Christian Hennecke
Machtkampf zum Advent
18.12.2024
Liest man das Evangelium nach Lukas in diesen und den kommenden Weihnachtstagen, dann wird deutlich, dass der Autor das Ereignis der Menschwerdung in den Kontext der römischen Geschichte und seiner imperialen Machtpolitik stellt. Es geht um Krieg und Frieden, um die großen und die kleinen Potentaten. Es geht um die Gewalt, es geht um Frieden und Weltherrschaft.
Wie heute: Kämpfe und Stellvertreterkriege in Syrien, Gaza und im Libanon, in der Ukraine und anderswo. Große Potentaten in Ost und West. Kleine Machtkämpfe und Wahlkämpfe, bei denen nicht sichtbar wird, ob es um das Gemeinwohl oder ideologische Positionen geht.
Wie heute. Wie immer: Keine Hoffnung auf Gerechtigkeit, Lähmung in Friedensfragen. Und die Rede von der Wahrheit wird zum Instrument, die eigenen Fakes an den Menschen zu bringen und zu verwirren.
Nun könnte man lamentieren, sich ärgern über diese Zeit, einsteigen in diese Kämpfe, und sich auch deprimieren über die dysfunktionalen und missbrauchten Demokratien, über mangelnden Sinn für das Gemeinwohl. Könnte man, muss man aber nicht.
Denn dann würden wir genau jene Pointe verpassen, jene wirkliche Zeitenwende. Es ist eben nicht wirklich zu erwarten, dass es anders wird. Wir sind alle leicht triggerbar, versuchbar für dieses wilde Durcheinander, das sich mit uns und unter uns ereignet.

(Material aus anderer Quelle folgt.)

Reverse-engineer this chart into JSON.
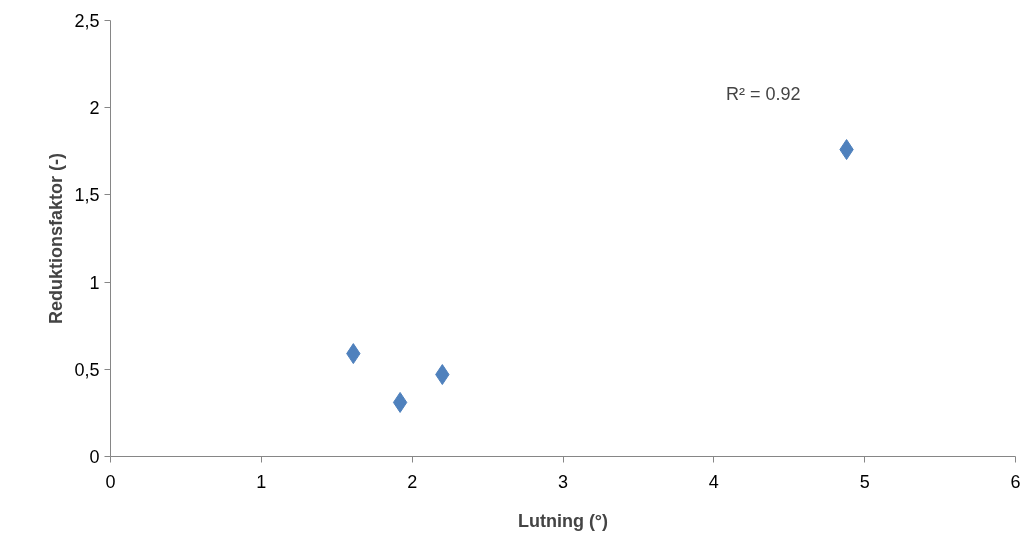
{
  "chart_data": {
    "type": "scatter",
    "xlabel": "Lutning (°)",
    "ylabel": "Reduktionsfaktor (-)",
    "x": [
      1.61,
      1.92,
      2.2,
      4.88
    ],
    "series": [
      {
        "color": "#4f81bd",
        "values": [
          0.59,
          0.31,
          0.47,
          1.76
        ]
      }
    ],
    "xlim": [
      0,
      6
    ],
    "xticks": [
      0,
      1,
      2,
      3,
      4,
      5,
      6
    ],
    "ylim": [
      0,
      2.5
    ],
    "yticks": [
      0,
      {
        "value": 0.5,
        "label": "0,5"
      },
      1,
      {
        "value": 1.5,
        "label": "1,5"
      },
      2,
      {
        "value": 2.5,
        "label": "2,5"
      }
    ],
    "annotations": [
      "R² = 0.92"
    ],
    "marker": "diamond",
    "grid": false
  }
}
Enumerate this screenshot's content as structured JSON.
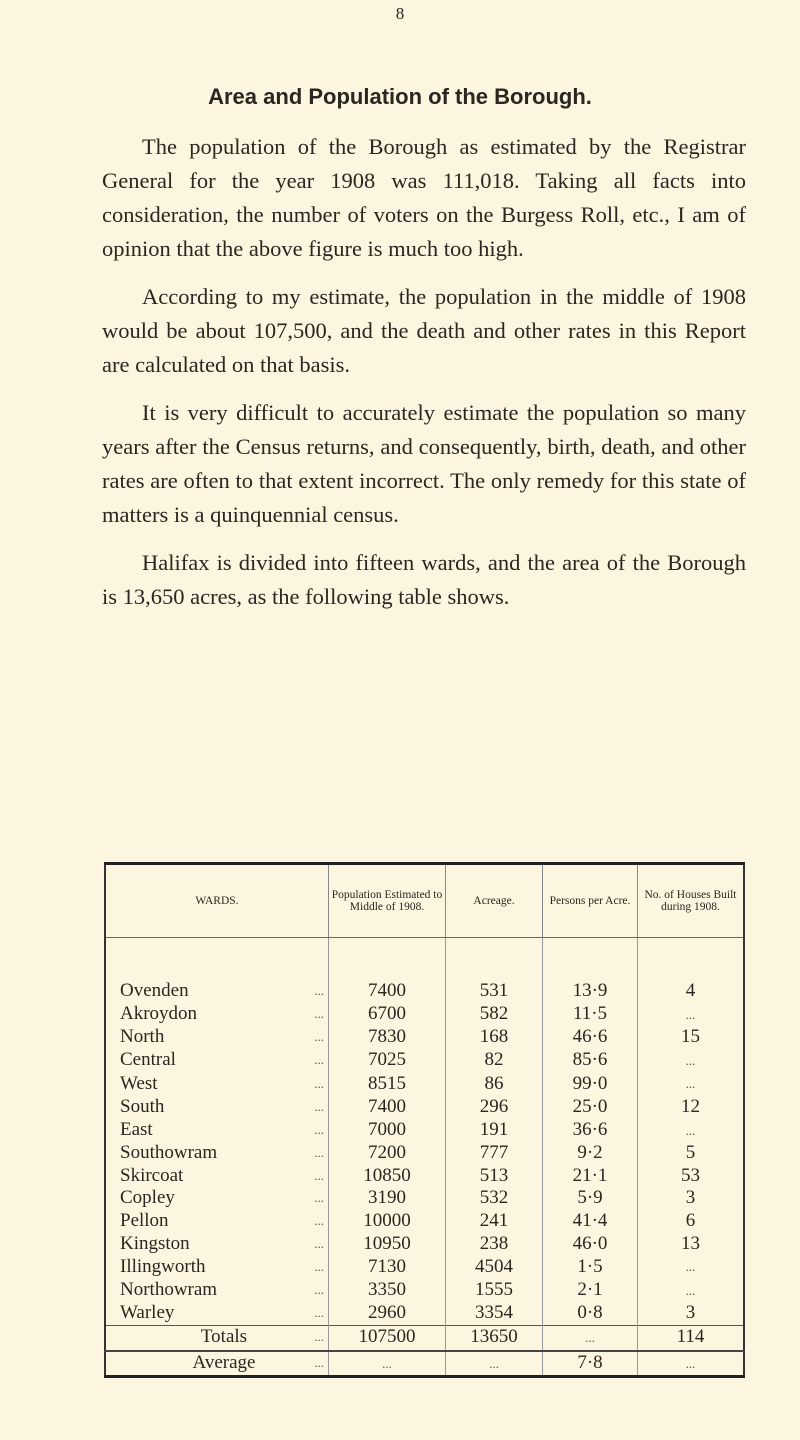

Für die Kämpfe, für die erwachsene Kindergartenkultur.
Und doch kann diese Zeit von einer anderen Erwartung geprägt sein. Der Wandel geschieht damals wie heute nicht auf der Oberfläche, in der oft verrückten Weltpolitik der Mächtigen, die ohnehin schwer durchschaubar ist.
Advent hingegen beschreibt eine andere Perspektive, die existenziell und auch politisch anders handeln lassen wird. Hier spricht Gott sein Leben in das Leben der Menschen. Hier verheißt Gott eine andere Zukunft des Menschseins, im Miteinander, in Gerechtigkeit, in Frieden.
Aber diese Verheißung will erst in mir, in dir klingen und will eine Umkehr auslösen. Adventliches Sehen sieht dann neu, dass inmitten des Immer-selben in und zwischen Menschen Neues geschieht. Das Kommen seines Reiches zu entdecken – und die Wege dafür zu bereiten, darum kann es nur gehen. Daran lassen wir uns in diesen Tagen in den Worten Johannes des Täufers erinnern. Und im neuen Handeln, in den vielen aufmerksamen Begegnungen, in den vielen Menschen, die mit Solidarität und Leidenschaft in Schulen, Kindergärten, sozialen Brennpunkten und auch an den Konfliktorten dieser Welt Liebe üben – da wird die Herrlichkeit Gottes in einem Augenblick sichtbar. Und sie hält die Sehnsucht wach nach einer anderen Welt mitten in dieser Welt, in der die Herrlichkeit Gottes im Leben der Menschen aufscheint. Wo sonst?